Etude : Le voyage accélérateur d'apprentissage
Grande voyageuse, Carole Breukel a travaillé à l'Université de Genève sur l'exploration des apports suscités par et dans les voyages. Partant du présupposé central que le voyage peut constituer un processus de formation, elle considère qu'il devrait être possible d'observer les effets de cette formation et d'identifier les acquis qui résulteraient d'un lien effectif entre voyage et formation.
Son questionnement tourne autour de trois thèmes suivants : quels liens est-il possible de tisser entre voyage et formation ? Quelle est l'intelligibilité possible du processus de formation par le voyage ? Quel est l'impact des voyages sur la trajectoire de vie des voyageurs et sur leur insertion ?

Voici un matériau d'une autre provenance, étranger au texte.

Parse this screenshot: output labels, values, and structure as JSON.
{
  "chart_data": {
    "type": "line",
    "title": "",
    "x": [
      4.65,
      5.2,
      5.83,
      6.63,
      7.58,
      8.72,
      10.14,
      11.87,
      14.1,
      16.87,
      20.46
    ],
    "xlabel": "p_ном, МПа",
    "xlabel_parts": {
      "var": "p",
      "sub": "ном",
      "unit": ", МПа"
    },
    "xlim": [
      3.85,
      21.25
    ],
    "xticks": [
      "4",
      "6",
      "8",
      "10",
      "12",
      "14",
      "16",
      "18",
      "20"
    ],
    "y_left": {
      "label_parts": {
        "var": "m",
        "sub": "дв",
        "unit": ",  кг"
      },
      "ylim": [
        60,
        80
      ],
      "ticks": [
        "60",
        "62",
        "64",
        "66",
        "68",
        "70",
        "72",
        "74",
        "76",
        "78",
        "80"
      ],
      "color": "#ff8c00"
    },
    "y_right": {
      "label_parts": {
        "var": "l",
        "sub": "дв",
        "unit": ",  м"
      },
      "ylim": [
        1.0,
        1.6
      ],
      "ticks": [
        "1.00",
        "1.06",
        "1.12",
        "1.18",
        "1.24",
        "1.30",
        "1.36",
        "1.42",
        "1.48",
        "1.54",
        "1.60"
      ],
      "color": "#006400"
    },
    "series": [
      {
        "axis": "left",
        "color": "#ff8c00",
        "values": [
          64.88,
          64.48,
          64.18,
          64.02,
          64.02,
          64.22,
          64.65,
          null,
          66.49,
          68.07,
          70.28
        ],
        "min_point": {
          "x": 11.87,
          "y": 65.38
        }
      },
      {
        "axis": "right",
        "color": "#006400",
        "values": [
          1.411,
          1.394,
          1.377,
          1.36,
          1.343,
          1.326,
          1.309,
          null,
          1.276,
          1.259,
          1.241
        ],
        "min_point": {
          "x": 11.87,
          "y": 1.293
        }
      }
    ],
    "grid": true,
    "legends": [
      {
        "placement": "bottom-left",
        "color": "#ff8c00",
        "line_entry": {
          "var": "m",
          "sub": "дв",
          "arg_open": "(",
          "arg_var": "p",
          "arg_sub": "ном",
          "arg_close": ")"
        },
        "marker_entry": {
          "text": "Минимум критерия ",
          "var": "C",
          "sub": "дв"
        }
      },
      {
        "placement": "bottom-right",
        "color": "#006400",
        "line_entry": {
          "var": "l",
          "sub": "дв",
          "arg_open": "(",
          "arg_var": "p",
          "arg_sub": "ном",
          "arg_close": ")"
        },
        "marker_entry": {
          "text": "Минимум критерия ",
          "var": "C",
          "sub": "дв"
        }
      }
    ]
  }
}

Elle s'appuie sur l'analyse qualitative de témoignages, recueillis sous forme de textes libres et d'entretiens auprès de deux voyageurs, homme et femme de la tranche d'âge 25-35 ans, partis chacun un an au minimum, dont 6 mois seul(e). Sur le thème qui nous intéresse, les apports du voyage sont nombreux. Ils peuvent être groupés en quatre grandes catégories : connaissances (telles que géographie, culture, langues), compétences techniques (de la gestion de budget à des conduites de survie), compétences non techniques (du développement personnel aux compétences sociales) et enfin des attitudes et des prises de conscience (de la résistance physique et émotionnelle à la décentration due au déplacement à la fois physique et mental).
Les savoirs du voyage sont des savoirs largement habités par la personnalité du voyageur et par sa vie. Ce sont des savoirs agis et concrets, en lien avec le monde réel.
Plus fondamentalement pour Carole Breukel, le voyage joue un rôle essentiel, stabilisateur et enrichissant; vivre la découverte de l'autre, de l'ailleurs sont autant de détours qui obligent au retour sur soi, c'est-à-dire à une meilleure connaissance de soi-même.
En conclusion, le voyage s'inscrit bien dans le cas d'une formation expérientielle participant à l'éducation de l'adulte : d'une part parce qu'il est une épreuve et une tentative, d'autre part parce que ses effets formateurs ne sont pas automatiques, qu'au contraire ils supposent une implication directe de l'individu qui doit surmonter et formaliser le sentiment de rupture initial dû à cette expérience pour que celle-ci devienne formatrice.
Ce texte est extrait de l'article "Apprentissages et acquis buissonnier" de Bernard Liétard paru en 2001 dans la revue "question de recherche en éducation".